José Aparecido Teixeira

Ilustração de Marcos Jardim No meio religioso e de extrema moralidade da antiga Vila de Jaraguá, Teresa Bicuda era uma aberração social.

Descrente, nunca visitava a igreja.

Quando era forçada a passar diante de alguma, virava o rosto e praguejava baixinho. A protuberância esquisita dos seus lábios mal feitos valeu-lhe o apelido de Teresa Bicuda. Trabalhava aos domingos. Pra que o povo visse que não respeitava as tradições eclesiásticas.

Era a ofensa à consciência das velhas beatas, que diariamente freqüentavam as igrejas e capelas de Jaraguá. O terror da meninada vadia. Os homens, não a temendo, desprezavam-na.

Um dia, Teresa Bicuda morreu.

Nem uma lágrima surgiu de algum olho cristão. Não merecia lágrimas nem piedade quem não soubera viver e não chamara o padre no seu último momento.

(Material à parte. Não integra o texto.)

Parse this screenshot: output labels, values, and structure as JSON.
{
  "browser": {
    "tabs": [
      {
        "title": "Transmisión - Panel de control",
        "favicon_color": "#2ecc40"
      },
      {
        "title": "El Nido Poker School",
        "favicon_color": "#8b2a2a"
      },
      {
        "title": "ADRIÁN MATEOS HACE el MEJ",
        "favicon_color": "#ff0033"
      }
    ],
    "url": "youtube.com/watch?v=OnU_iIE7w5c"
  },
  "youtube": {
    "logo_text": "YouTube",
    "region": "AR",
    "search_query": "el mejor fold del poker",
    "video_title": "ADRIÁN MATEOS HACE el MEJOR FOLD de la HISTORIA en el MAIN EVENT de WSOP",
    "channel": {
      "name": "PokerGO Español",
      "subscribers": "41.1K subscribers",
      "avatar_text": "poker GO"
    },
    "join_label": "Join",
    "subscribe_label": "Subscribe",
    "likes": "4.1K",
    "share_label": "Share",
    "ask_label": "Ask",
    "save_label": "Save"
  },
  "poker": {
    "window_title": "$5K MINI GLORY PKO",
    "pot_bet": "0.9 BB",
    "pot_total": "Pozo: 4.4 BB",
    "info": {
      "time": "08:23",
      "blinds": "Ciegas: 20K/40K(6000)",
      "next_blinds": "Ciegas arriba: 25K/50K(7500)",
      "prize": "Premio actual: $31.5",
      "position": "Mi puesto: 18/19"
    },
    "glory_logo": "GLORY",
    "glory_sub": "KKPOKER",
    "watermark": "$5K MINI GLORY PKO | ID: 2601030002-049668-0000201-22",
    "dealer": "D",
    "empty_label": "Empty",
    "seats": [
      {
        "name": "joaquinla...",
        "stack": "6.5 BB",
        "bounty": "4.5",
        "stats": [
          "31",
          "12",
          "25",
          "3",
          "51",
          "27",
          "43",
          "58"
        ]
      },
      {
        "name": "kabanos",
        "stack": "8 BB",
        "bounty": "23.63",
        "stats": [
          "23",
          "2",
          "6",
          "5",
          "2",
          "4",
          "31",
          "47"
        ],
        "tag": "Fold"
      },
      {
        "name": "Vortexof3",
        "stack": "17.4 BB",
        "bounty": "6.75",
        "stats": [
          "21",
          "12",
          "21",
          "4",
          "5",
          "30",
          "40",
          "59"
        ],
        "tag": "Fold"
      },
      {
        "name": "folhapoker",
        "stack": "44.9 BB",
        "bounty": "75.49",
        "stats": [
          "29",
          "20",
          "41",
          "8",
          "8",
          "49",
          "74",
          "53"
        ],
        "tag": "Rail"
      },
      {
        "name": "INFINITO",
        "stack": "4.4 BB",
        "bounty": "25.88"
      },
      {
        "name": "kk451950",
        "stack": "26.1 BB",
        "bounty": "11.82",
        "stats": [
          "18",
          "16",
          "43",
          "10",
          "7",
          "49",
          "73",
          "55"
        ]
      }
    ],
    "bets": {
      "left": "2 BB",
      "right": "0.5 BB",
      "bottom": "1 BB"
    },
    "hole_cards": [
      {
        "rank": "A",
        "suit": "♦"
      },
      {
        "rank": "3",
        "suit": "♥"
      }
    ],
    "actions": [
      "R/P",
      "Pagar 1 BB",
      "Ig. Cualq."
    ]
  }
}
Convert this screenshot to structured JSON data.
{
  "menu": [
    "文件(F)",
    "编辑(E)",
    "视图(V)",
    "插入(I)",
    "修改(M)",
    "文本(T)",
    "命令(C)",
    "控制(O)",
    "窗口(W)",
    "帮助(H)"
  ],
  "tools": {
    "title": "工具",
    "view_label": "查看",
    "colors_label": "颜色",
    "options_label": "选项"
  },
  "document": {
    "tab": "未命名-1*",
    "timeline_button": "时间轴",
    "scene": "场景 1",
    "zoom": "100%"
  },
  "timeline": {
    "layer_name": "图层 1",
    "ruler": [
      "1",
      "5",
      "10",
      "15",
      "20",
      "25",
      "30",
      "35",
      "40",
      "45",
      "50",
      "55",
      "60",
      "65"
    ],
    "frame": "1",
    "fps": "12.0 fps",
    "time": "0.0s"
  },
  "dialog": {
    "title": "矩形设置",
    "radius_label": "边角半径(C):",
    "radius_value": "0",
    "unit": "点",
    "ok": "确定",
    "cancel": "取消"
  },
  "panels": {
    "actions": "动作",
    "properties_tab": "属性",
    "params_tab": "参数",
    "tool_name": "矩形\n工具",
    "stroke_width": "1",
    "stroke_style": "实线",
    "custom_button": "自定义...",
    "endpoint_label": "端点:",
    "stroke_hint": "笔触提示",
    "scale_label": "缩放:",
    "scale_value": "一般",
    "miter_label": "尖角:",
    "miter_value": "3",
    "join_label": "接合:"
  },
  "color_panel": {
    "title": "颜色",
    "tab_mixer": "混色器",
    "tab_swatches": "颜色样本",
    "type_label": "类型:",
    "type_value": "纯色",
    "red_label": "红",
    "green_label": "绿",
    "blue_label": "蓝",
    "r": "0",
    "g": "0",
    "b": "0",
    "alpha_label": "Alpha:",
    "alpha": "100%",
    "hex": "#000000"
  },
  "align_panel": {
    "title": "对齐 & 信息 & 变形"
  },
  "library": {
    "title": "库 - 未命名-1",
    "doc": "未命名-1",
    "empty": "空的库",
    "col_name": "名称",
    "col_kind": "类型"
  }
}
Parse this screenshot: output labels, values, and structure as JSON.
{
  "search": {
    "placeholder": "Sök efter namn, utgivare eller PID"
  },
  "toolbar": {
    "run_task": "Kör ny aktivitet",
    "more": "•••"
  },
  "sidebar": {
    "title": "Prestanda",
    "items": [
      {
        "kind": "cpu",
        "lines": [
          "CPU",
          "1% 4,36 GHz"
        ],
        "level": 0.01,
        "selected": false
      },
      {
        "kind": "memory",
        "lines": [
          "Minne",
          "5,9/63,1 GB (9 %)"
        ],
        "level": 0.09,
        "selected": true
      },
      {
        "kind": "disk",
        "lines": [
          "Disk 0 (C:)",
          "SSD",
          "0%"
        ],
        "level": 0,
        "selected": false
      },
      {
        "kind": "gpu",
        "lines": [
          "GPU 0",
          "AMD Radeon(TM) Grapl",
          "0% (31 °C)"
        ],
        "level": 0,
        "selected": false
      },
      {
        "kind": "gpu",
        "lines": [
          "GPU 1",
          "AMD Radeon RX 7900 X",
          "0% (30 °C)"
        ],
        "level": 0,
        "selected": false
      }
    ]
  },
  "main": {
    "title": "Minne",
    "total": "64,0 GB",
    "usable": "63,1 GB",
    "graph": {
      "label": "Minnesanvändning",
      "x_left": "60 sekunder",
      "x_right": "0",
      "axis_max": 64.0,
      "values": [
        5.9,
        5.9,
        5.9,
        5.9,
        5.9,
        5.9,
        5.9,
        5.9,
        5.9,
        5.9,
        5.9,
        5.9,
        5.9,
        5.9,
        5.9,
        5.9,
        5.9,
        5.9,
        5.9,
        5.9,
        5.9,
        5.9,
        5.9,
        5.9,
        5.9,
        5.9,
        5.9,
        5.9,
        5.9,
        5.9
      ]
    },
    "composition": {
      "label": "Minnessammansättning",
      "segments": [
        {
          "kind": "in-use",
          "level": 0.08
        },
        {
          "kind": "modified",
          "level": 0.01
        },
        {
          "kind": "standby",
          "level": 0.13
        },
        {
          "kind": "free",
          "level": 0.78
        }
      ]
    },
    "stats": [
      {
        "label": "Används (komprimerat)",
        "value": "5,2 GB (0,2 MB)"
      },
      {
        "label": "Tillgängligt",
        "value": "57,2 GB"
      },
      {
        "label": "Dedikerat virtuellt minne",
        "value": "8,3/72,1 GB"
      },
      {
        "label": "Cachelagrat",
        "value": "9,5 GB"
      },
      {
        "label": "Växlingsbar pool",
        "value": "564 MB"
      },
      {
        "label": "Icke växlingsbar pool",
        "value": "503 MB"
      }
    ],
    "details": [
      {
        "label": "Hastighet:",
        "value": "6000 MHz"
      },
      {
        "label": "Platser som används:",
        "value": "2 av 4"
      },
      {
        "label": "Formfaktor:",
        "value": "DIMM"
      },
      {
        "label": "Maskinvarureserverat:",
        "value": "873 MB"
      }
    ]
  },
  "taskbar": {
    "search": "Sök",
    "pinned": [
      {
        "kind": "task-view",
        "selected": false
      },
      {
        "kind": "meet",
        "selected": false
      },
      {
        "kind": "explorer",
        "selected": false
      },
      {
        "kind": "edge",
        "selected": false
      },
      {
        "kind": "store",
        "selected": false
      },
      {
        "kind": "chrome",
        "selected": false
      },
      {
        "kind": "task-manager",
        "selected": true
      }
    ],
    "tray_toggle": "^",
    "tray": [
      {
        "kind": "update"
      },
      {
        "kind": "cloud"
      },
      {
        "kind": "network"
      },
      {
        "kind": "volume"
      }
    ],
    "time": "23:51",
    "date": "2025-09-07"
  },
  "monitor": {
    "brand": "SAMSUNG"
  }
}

Era costume colonial enterrar os defuntos no corpo das igrejas. Não havia ainda cemitérios em Jaraguá. A capelinha do Rosário, situada ao sopé de suave colina, sempre fora a depositária dos corpos pobres, que não podiam ter o luxo de serem enterrados dentro da matriz. Na capelinha do Rosário foi então enterrada Teresa Bicuda, sem cerimônia preliminar.

Por três noites consecutivas, ao soar da meia-noite, a população ouvia medrosa os gritos que soltava Teresa Bicuda pedindo que retirassem o seu corpo de dentro da capelinha. Ali não era o seu lugar na morte, como não fora em vida. Ao final do terceiro dia, à meia-noite em ponto, Teresa Bicuda saía do seu túmulo e percorria as ruas quietas da vila, gritando desesperadamente.

O terror gelava os que a ouviam. Daquela noite em diante, os notívagos viam sempre surgir lá no fim da rua um imenso vulto branco a correr, deixando cair das suas vestes sujas línguas de fogo, que enchiam o ar do cheiro desagradável de enxofre. Por onde passava, iam ficando os vestígios de seus pecados.

A grama queimada, secava. Os animais traziam pêlos sapecados.

O povo quis pôr um termo ao martírio que vinham sofrendo. E os homens mais corajosos da vila exumaram Teresa Bicuda e levaram seu corpo, já em vermes, para a serra de Jaraguá.

Ali, num lugar pedregoso o jogaram. Um forte cheiro de enxofre enchia o ar.

No local numa mais surgiu uma planta, mas também Teresa Bicuda não mais aterrorizou com seus gritos a pacata população jaraguarense.

 

(Teixeira, José Aparecido. Folclore goiano; cancioneiro, lendas, superstições. 3ª ed. São Paulo, Companhia Editora Nacional; Brasília, Instituto Nacional do Livro, 1979, p.208-209 (Brasiliana, 306))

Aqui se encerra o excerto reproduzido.